Something in Jack’s chest unfurls.

He pays for dinner, and they wave to Robby in the parking lot when he speeds away on his motorcycle.

Samira exhales. They’re standing under a streetlight, hazy and yellow. Fireflies light up intermittently, and the air smells hot and smokey. Humid.

“How’d it go?” Jack asks. He was acutely aware of each breath Samira took during dinner, every minute shift of her face, but he has no track record of correctly gauging when Robby upsets her.

“Good.”

“Good?”

“Good,” she confirms with a shrug.

Jack grabs her hand. “Next steps?”

She squints, twisting her mouth. He can practically see her working through it in her head like a math problem. “Give me another month.
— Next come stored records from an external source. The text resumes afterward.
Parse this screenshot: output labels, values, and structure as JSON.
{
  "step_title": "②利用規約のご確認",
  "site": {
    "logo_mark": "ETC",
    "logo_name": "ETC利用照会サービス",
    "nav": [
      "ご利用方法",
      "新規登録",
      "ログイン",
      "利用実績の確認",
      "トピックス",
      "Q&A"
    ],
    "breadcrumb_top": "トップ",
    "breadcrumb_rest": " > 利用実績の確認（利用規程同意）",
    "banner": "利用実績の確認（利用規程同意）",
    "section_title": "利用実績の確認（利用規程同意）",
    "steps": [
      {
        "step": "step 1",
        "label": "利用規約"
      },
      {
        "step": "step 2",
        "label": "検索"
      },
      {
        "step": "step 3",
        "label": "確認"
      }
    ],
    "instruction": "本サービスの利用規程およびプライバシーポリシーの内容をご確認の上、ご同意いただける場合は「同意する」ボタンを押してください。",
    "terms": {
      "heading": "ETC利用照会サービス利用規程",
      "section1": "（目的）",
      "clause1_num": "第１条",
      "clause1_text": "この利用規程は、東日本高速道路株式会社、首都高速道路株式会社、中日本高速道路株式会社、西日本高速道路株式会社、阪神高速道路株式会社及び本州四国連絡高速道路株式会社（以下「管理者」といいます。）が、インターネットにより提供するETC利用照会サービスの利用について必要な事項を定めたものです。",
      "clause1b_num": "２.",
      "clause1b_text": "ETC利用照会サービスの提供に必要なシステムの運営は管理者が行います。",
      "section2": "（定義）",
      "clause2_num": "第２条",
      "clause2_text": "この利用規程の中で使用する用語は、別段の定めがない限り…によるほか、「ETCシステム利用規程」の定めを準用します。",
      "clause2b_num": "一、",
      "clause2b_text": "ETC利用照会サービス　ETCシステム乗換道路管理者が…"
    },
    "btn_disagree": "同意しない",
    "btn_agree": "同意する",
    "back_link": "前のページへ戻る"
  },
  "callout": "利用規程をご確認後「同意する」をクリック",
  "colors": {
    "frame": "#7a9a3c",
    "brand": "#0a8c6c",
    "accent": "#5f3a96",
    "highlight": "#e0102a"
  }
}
And then I want at least 24 hours notice before he comes over.”

“Done.” She smiles a small crescent, waxing a little bigger when he tugs on her hand and sways closer. “Thank you.”

“You’re welcome,” she says, leaning up to kiss the corner of his mouth.

“I love you.” His free hand splays across the small of her back and nudges her closer. “You’re my favorite person.”

Samira’s smile breaks into a full grin, all teeth and dimples. So beautiful. Jack slots his mouth over hers and kisses her properly. It feels like his body sighs in relief. She tastes like salt and lemon, and her lips are plush and soft. She goes pliant in his arms, and Jack’s breath catches in his throat. Desire pulses in his gut, his cock. His fingers count up the notches of her spine until he’s cupping the back of her neck. Gentle and firm.

“I love you, too.” Samira squeezes his hand. “Take me home?”

“Yeah, kid,” Jack whispers. “Let’s go home.”